- Apr 26, 2019
I agree.In reality, DVC is a discount program. You are paying a large upfront price plus an annual registration cost to get access to discounted accommodations for a set period of time.
OP, I don’t think you’re necessarily wrong. We just bought in with similar intentions. I think the savings is there especially if you want to stay in the larger villas onsite (though partially that’s because Disney rack rates for those are exorbitant... like $1200/night for a 2br at BCV).
I made a couple assumptions when figuring our math:
—MFs have increased at a higher rate than inflation (about 3.4-3.65% average per year for BCV - though last year’s increase was much higher at 7.8%, and the max cap they can increase per year is 15% I think). However, I assumed that Disney’s cash room rates will also increase at a similarly inflated rate.
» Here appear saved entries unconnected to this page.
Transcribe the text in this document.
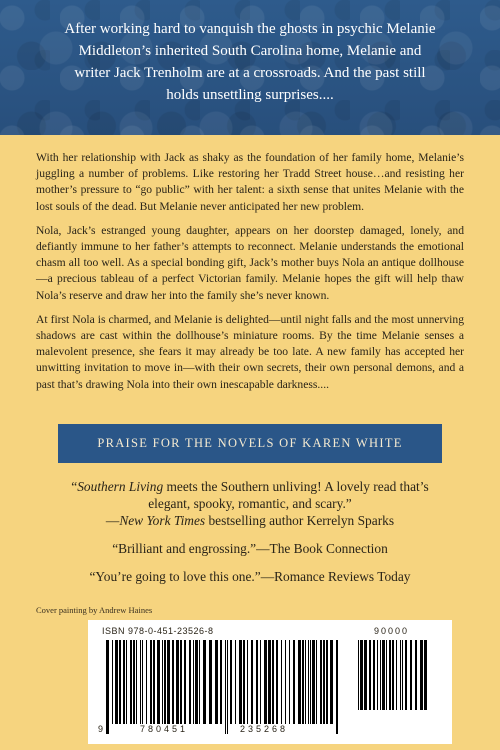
After working hard to vanquish the ghosts in psychic Melanie Middleton’s inherited South Carolina home, Melanie and writer Jack Trenholm are at a crossroads. And the past still holds unsettling surprises....

With her relationship with Jack as shaky as the foundation of her family home, Melanie’s juggling a number of problems. Like restoring her Tradd Street house…and resisting her mother’s pressure to “go public” with her talent: a sixth sense that unites Melanie with the lost souls of the dead. But Melanie never anticipated her new problem.

Nola, Jack’s estranged young daughter, appears on her doorstep damaged, lonely, and defiantly immune to her father’s attempts to reconnect. Melanie understands the emotional chasm all too well. As a special bonding gift, Jack’s mother buys Nola an antique dollhouse—a precious tableau of a perfect Victorian family. Melanie hopes the gift will help thaw Nola’s reserve and draw her into the family she’s never known.

At first Nola is charmed, and Melanie is delighted—until night falls and the most unnerving shadows are cast within the dollhouse’s miniature rooms. By the time Melanie senses a malevolent presence, she fears it may already be too late. A new family has accepted her unwitting invitation to move in—with their own secrets, their own personal demons, and a past that’s drawing Nola into their own inescapable darkness....

PRAISE FOR THE NOVELS OF KAREN WHITE
“Southern Living meets the Southern unliving! A lovely read that’s elegant, spooky, romantic, and scary.”
—New York Times bestselling author Kerrelyn Sparks
“Brilliant and engrossing.”—The Book Connection
“You’re going to love this one.”—Romance Reviews Today
Cover painting by Andrew Haines
ISBN 978-0-451-23526-8
9	780451	235268
90000
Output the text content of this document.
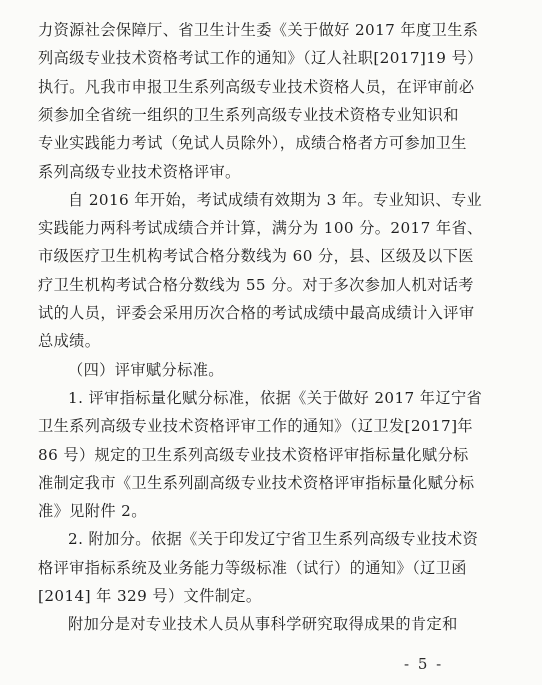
力资源社会保障厅、省卫生计生委《关于做好 2017 年度卫生系
列高级专业技术资格考试工作的通知》（辽人社职[2017]19 号）
执行。凡我市申报卫生系列高级专业技术资格人员，在评审前必
须参加全省统一组织的卫生系列高级专业技术资格专业知识和
专业实践能力考试（免试人员除外），成绩合格者方可参加卫生
系列高级专业技术资格评审。
自 2016 年开始，考试成绩有效期为 3 年。专业知识、专业
实践能力两科考试成绩合并计算，满分为 100 分。2017 年省、
市级医疗卫生机构考试合格分数线为 60 分，县、区级及以下医
疗卫生机构考试合格分数线为 55 分。对于多次参加人机对话考
试的人员，评委会采用历次合格的考试成绩中最高成绩计入评审
总成绩。
（四）评审赋分标准。
1. 评审指标量化赋分标准，依据《关于做好 2017 年辽宁省
卫生系列高级专业技术资格评审工作的通知》（辽卫发[2017]年
86 号）规定的卫生系列高级专业技术资格评审指标量化赋分标
准制定我市《卫生系列副高级专业技术资格评审指标量化赋分标
准》见附件 2。
2. 附加分。依据《关于印发辽宁省卫生系列高级专业技术资
- 5 -
格评审指标系统及业务能力等级标准（试行）的通知》（辽卫函
[2014] 年 329 号）文件制定。
附加分是对专业技术人员从事科学研究取得成果的肯定和
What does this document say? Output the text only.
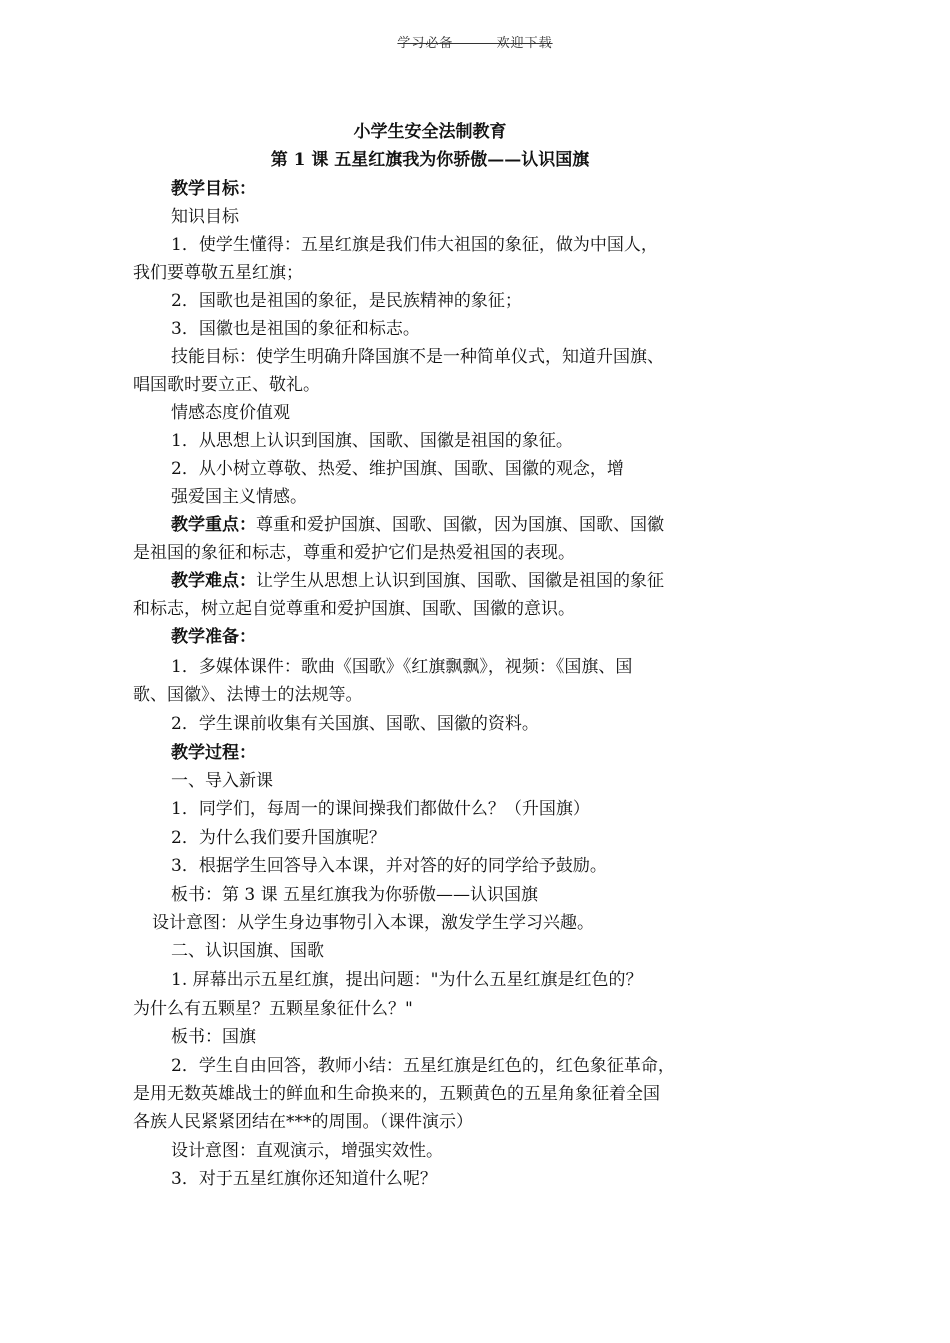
学习必备--------欢迎下载
小学生安全法制教育
第 1 课 五星红旗我为你骄傲——认识国旗
教学目标：
知识目标
1．使学生懂得：五星红旗是我们伟大祖国的象征，做为中国人，
我们要尊敬五星红旗；
2．国歌也是祖国的象征，是民族精神的象征；
3．国徽也是祖国的象征和标志。
技能目标：使学生明确升降国旗不是一种简单仪式，知道升国旗、
唱国歌时要立正、敬礼。
情感态度价值观
1．从思想上认识到国旗、国歌、国徽是祖国的象征。
2．从小树立尊敬、热爱、维护国旗、国歌、国徽的观念，增
强爱国主义情感。
教学重点：尊重和爱护国旗、国歌、国徽，因为国旗、国歌、国徽
是祖国的象征和标志，尊重和爱护它们是热爱祖国的表现。
教学难点：让学生从思想上认识到国旗、国歌、国徽是祖国的象征
和标志，树立起自觉尊重和爱护国旗、国歌、国徽的意识。
教学准备：
1．多媒体课件：歌曲《国歌》《红旗飘飘》，视频：《国旗、国
歌、国徽》、法博士的法规等。
2．学生课前收集有关国旗、国歌、国徽的资料。
教学过程：
一、导入新课
1．同学们，每周一的课间操我们都做什么？（升国旗）
2．为什么我们要升国旗呢？
3．根据学生回答导入本课，并对答的好的同学给予鼓励。
板书：第 3 课 五星红旗我为你骄傲——认识国旗
设计意图：从学生身边事物引入本课，激发学生学习兴趣。
二、认识国旗、国歌
1. 屏幕出示五星红旗，提出问题："为什么五星红旗是红色的？
为什么有五颗星？五颗星象征什么？"
板书：国旗
2．学生自由回答，教师小结：五星红旗是红色的，红色象征革命，
是用无数英雄战士的鲜血和生命换来的，五颗黄色的五星角象征着全国
各族人民紧紧团结在***的周围。（课件演示）
设计意图：直观演示，增强实效性。
3．对于五星红旗你还知道什么呢？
Point rentals currently cost more than 2x annual dues, so I assumed that would continue as well.
—We have not invested in anything other than our savings account earning 1% and a CD earning 3%. Comparing against those numbers, DVC would save us money. However, now I am considering setting up an investment fund that we could pull money for vacations - we’ll still need to pay for tickets, food, travel costs, etc! Maybe this is a hedge against a hedge lol?
—Mousesavers has an Excel spreadsheet that compares your lifetime DVC costs to paying cash rates (rack and discount) vs renting points vs investing the money instead. I think it uses 3.2% inflation and 7% investment, but you can change the numbers to fit your situation.
DVC is not a great deal for everyone, but it can be for some if it fits your vacation style. It sounds like it fits yours.